The northern white rhino can weigh up to 2,400 kg, according to Flora & Fauna International. Before its population plummeted, this rhino's range stretched to include parts of Uganda, Chad, Sudan, the Central African Republic and the Democratic Republic of Congo.
The three rhinos left are called Sudan, Najin and Fatu. Northern white rhino reproduction programmes have failed and it is thought that none of three left is capable of reproduction.
There are between 15 and 20 Hainan black-crested gibbons surviving. Adults weigh up to 10 kg, and are completely black, while juveniles have a bright golden-yellow fur.
Pressures from hunting threaten this primate, and previously habitat destruction was a major contributor to its decline. The remaining individuals live in a protected area in its native origin of China.
Santa Catarina's guinea pig
This species of guinea pig ranges from 20 to 40cm long, and there are thought to be just 24-60 of them left. It has one of the world's smallest geographical ranges of any mammal, being limited to a four-hectare area of Moleques Island do Sul in Brazil.
It has been driven close to extinction by factors including habitat disturbance and hunting for meat. There is poor protection from poachers on the island. Aside from humans, their only predators are birds of prey.
There are about 100 of this species of albatross left in the wild and its numbers are decreasing. It has a wingspan of up to 3.4 metres and weighs up to 8 kg.
In 2011, the Amsterdam albatross was identified as a genetically distinct species from wandering albatrosses.
While the Amsterdam albatross is not subject to hunting, it has suffered population declines due to long-line fishing, where a bird tries to catch a fish that is already caught on a fishing hook.
Fatu Hiva monarch
There are 25 adult Fatu Hiva monarchs, a type of Polynesian bird, left. They live on the island that they are named after, Fatu Hiva, in the Marquesas Archipelago.
The Fatu Hiva monarch measures about 19 cm and weighs on average just 40 g. These birds have glossy purple-black plumage and a shrill call.
The species is now thought to be reliant on conservation workers and local people, according to BirdLife.
This species of bumblebee is the most narrowly distributed bee. It is found only in the US, in southern Oregon and northern California, between the coast and the Sierra-Cascade Ranges, according to the Xerces Society for Invertebrate Conservation.

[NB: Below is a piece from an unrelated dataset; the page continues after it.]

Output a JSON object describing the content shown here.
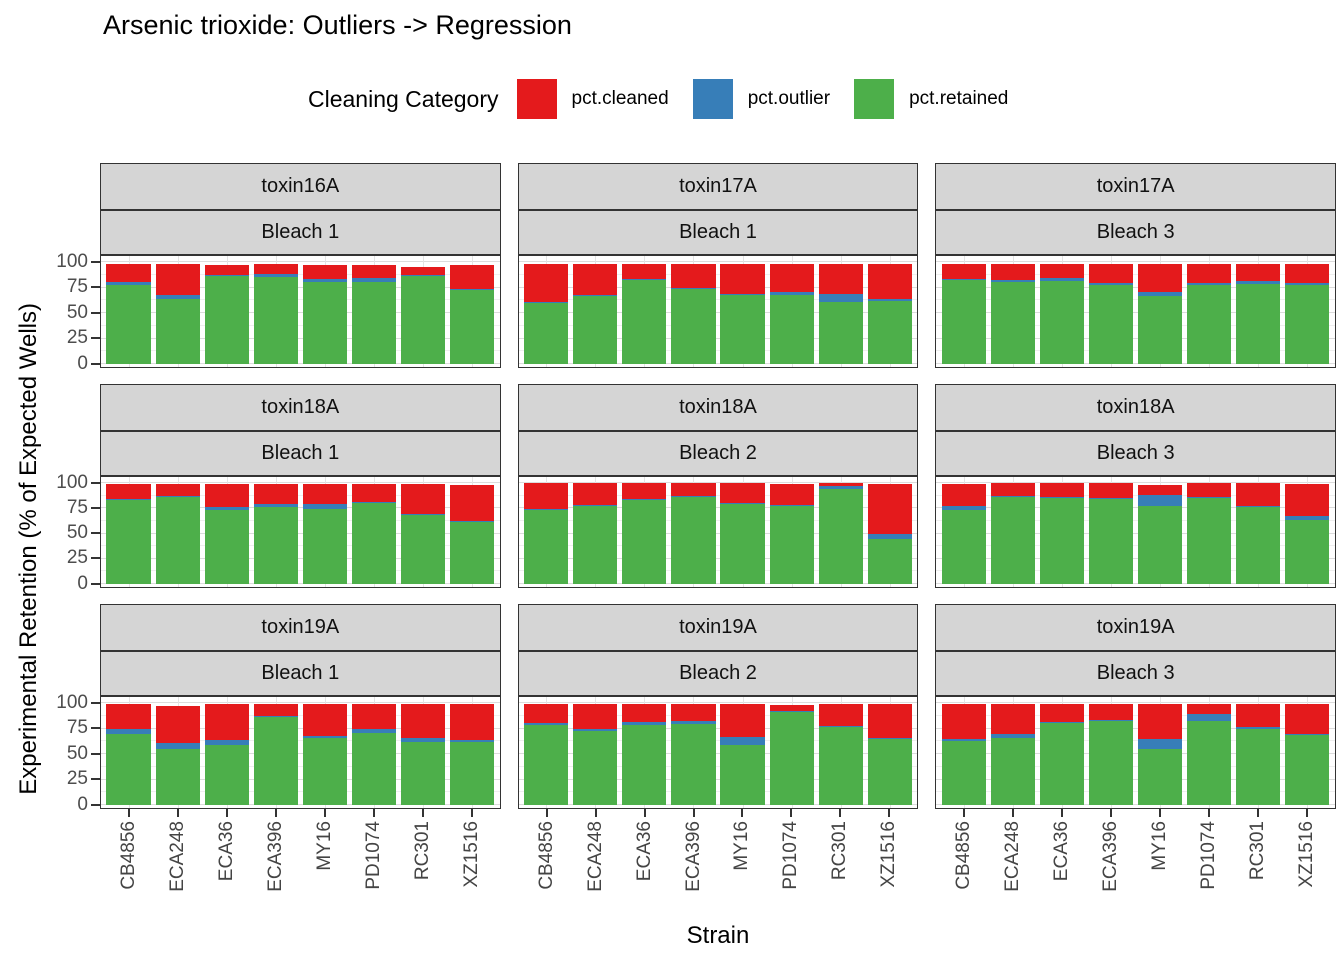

While exact population numbers are not known, it is believed the bee is in imminent danger of extinction as its numbers are decreasing drastically, according to the International Union for Conservation of Nature (IUCN). The bee feeds on nectar from flowers including lupins, Eschscholzia, giant hyssop, Monardella and vetches.
Its decline is due to diseases spread from commercial bumblebees and habitat destruction.
There are about 60 Javan rhinos left, living in a reserve in Ujung Kulon National Park in Java, Indonesia.
They have a dark grey skin and a single horn measuring up to 10 inches long. They can weigh more than 2,200 kg and are up to 3.2m long, according to WWF.
They were previously also native to Vietnam, but have been poached to extinction in that country for use in traditional medicines.